Sudan - Continuano gli sforzi per la pace
- 3 ore fa
- Tempo di lettura: 2 min
Assadakah News - Egitto e Arabia Saudita stanno facendo pressioni sul generale libico Khalifa Haftar perché blocchi le forniture militari degli Emirati arabi uniti alle Forze di Supporto Rapido (RSF) nel conflitto in corso in Sudan. E' quanto riporta il Middle East Eye, secondo cui le pressioni su Haftar rientrando in una più ampia iniziativa di Riad e Il Cairo per bloccare i flussi di armi, carburante e combattenti in Sudan, limitare l'influenza degli Emirati nella regione e prevenire un'ulteriore destabilizzazione al confine tra Egitto, Libia e Sudan.
All'inizio del mese, il figlio del generale libico, Khalifa Haftar, vice comandante delle Forze armate Arabe-Libiche (LAAF), ha visitato il Cairo e ha incontrato il ministro della Difesa egiziano Abdel Meguid Saker e altri alti funzionari militari e di sicurezza.

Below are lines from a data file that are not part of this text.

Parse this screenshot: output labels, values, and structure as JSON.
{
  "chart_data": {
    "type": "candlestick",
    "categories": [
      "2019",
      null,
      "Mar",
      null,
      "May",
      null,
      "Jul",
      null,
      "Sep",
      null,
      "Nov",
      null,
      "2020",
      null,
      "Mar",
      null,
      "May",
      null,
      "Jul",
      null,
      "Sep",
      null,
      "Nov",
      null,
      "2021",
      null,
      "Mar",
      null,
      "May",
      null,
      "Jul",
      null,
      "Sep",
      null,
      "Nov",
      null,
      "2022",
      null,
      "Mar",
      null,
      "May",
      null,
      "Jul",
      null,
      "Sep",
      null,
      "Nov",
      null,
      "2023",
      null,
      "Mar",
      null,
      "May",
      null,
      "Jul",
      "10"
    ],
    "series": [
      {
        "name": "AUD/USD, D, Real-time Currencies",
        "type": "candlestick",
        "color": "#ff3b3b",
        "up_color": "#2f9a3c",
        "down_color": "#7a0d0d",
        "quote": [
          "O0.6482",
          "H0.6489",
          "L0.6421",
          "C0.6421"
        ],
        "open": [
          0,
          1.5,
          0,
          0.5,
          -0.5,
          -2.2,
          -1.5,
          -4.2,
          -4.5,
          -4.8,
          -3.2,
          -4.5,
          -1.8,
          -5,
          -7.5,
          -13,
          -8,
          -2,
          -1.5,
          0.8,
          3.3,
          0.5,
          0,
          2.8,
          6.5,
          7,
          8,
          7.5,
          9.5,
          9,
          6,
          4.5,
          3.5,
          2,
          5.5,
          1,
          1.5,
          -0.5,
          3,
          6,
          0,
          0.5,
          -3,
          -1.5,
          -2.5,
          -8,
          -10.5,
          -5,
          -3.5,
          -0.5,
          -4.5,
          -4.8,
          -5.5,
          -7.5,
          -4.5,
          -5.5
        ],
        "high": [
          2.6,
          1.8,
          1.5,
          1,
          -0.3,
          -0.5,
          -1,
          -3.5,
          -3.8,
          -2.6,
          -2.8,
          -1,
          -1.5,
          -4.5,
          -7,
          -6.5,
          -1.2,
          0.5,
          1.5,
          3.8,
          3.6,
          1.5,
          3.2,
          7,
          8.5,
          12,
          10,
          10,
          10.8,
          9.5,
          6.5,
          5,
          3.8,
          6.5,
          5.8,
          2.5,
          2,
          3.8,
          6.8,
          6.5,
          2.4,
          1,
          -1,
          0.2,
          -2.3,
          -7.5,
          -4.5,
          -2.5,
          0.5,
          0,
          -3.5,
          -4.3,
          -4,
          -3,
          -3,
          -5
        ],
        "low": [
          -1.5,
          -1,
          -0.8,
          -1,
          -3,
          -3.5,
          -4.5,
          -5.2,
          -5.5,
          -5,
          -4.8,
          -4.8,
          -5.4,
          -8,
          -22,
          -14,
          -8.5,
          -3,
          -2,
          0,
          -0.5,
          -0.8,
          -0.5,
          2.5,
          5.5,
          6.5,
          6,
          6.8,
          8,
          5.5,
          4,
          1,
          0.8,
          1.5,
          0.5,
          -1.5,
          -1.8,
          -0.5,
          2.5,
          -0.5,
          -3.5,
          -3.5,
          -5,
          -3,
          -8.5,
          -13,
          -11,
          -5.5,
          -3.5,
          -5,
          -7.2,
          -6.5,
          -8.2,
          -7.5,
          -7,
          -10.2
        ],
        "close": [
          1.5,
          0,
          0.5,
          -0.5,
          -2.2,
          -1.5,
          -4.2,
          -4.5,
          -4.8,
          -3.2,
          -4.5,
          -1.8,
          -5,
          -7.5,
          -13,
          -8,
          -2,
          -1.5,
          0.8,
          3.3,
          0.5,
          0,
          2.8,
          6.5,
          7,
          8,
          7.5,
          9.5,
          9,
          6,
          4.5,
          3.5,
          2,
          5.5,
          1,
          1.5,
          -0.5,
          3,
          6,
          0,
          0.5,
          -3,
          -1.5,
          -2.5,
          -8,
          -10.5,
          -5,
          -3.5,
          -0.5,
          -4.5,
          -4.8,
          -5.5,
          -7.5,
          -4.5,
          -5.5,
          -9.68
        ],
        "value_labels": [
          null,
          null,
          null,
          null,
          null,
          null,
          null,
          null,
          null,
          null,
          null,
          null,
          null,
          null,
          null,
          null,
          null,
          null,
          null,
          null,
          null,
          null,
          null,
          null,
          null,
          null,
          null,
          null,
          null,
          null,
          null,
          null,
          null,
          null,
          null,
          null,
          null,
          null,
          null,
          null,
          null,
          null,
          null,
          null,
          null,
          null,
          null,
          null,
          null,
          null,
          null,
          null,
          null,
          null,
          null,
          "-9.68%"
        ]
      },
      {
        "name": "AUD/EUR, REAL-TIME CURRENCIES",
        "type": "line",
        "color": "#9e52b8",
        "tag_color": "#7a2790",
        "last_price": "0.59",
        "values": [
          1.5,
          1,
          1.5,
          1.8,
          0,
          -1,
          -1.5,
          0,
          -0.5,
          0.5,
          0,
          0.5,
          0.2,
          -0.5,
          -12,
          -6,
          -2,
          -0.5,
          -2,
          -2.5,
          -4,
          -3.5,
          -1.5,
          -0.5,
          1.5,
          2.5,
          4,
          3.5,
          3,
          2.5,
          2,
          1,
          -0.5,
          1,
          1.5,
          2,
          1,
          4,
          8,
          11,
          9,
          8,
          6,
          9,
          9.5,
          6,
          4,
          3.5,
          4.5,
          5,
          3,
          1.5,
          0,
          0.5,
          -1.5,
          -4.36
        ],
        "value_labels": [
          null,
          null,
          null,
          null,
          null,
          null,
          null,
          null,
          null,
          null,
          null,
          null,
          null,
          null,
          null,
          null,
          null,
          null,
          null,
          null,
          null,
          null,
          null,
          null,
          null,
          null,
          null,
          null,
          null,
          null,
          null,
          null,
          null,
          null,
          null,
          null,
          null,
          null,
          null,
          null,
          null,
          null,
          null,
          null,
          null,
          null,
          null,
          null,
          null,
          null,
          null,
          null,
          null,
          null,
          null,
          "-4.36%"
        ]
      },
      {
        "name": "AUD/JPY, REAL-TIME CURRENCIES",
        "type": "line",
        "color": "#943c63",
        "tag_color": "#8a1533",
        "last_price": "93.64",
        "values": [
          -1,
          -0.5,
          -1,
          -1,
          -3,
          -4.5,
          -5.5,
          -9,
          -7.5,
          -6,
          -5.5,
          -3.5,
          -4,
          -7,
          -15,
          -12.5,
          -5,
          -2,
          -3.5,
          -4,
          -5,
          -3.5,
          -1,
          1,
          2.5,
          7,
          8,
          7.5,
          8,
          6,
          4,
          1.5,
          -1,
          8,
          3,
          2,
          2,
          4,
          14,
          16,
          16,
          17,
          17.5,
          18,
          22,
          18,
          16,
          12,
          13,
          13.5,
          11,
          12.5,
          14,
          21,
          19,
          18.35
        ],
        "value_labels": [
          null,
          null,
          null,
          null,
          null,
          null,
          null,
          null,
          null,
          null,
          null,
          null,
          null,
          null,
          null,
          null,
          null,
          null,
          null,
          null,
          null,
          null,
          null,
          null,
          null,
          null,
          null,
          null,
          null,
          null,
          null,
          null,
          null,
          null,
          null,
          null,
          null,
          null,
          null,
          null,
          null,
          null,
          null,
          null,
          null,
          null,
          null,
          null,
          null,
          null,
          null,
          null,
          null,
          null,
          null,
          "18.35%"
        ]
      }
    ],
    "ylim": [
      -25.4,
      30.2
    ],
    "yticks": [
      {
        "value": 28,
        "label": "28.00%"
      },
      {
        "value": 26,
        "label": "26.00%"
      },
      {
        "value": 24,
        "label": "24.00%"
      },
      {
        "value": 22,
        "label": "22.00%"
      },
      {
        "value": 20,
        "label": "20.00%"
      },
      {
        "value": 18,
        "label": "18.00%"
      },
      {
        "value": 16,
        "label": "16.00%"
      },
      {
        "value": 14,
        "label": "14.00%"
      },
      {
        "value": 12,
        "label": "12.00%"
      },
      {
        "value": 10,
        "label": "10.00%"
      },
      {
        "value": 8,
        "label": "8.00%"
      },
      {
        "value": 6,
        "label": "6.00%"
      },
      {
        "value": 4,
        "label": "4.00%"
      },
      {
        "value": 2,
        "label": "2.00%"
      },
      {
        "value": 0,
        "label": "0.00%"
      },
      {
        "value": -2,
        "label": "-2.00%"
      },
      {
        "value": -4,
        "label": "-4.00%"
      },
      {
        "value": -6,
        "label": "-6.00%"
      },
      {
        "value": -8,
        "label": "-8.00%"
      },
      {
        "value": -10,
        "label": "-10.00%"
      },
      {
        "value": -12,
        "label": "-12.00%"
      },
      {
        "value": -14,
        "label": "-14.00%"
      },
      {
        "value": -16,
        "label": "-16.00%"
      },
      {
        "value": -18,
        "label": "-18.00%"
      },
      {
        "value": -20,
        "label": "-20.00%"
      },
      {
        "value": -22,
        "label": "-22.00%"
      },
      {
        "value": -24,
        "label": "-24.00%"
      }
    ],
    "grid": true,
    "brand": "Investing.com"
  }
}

I media egiziani e libici hanno riferito di un incontro incentrato sulla cooperazione militare, ma una fonte dell'esercito egiziano ha detto al Mee: "Saddam Haftar è stato letteralmente convocato in Egitto, non invitato per una visita di cortesia, dopo la conferma che gli Emirati Arabi Uniti avevano fornito alle forze paramilitari sudanesi armi, equipaggiamento militare, sistemi di difesa aerea portatili e droni con l'aiuto delle LAAF. I funzionari dell'intelligence e dell'esercito egiziani hanno trasmesso un avvertimento molto forte a Khalifa Haftar tramite suo figlio, presentando prove di consegne di carburante al leader di RSF Mohamed Hamdan Dagalo dalla raffineria libica di Sarir, insieme a spedizioni di armi dagli Emirati Arabi Uniti", ha aggiunto la fonte.
Le forze armate sudanesi hanno esteso il controllo su un'area strategica nella regione del Nilo Azzurro, al termine di violenti scontri avvenuti nelle ultime ore nell'ambito della continua escalation militare nel sud-est del Paese. Una fonte militare ha riferito ad "Al-Arabiya" che le unità dell'esercito sudanese hanno conquistato il pieno controllo della zona di Al-Sillak, nella contea di Bau, nella regione del Nilo Azzurro, distante circa 150 km a sud-ovest della capitale regionale Damazin. La stessa fonte ha precisato che durante la notte e nelle prime ore del mattino le truppe hanno condotto operazioni di rastrellamento e bonifica del settore, dopo aver respinto un attacco simultaneo sferrato dalle Forze di Supporto Rapido (RSF) e dal ramo "Abdulaziz al-Hilu" del Movimento Popolare di Liberazione del Sudan (SPLM-N) contro le località di Malkan e Al-Sillak. Fonti vicine ad "Al-Arabiya" hanno riferito che le forze attaccanti si sono ritirate verso le aree di Ulu (principale base del SPLM-N di al-Hilu) e Al-Fawj, mentre sono arrivate nuove forniture logistiche provenienti dall'Etiopia attraverso il confine sudanese, dirette alle posizioni congiunte di RSF e SPLM-N concentrate nella zona più meridionale e occidentale della regione. Un comandante militare del Nilo Azzurro ha dichiarato alla stessa emittente che le proprie unità "si trovano in piena prontezza operativa per fronteggiare qualsiasi movimento futuro delle Forze di Supporto Rapido e del Movimento Popolare Nord di Abdulaziz al-Hilu".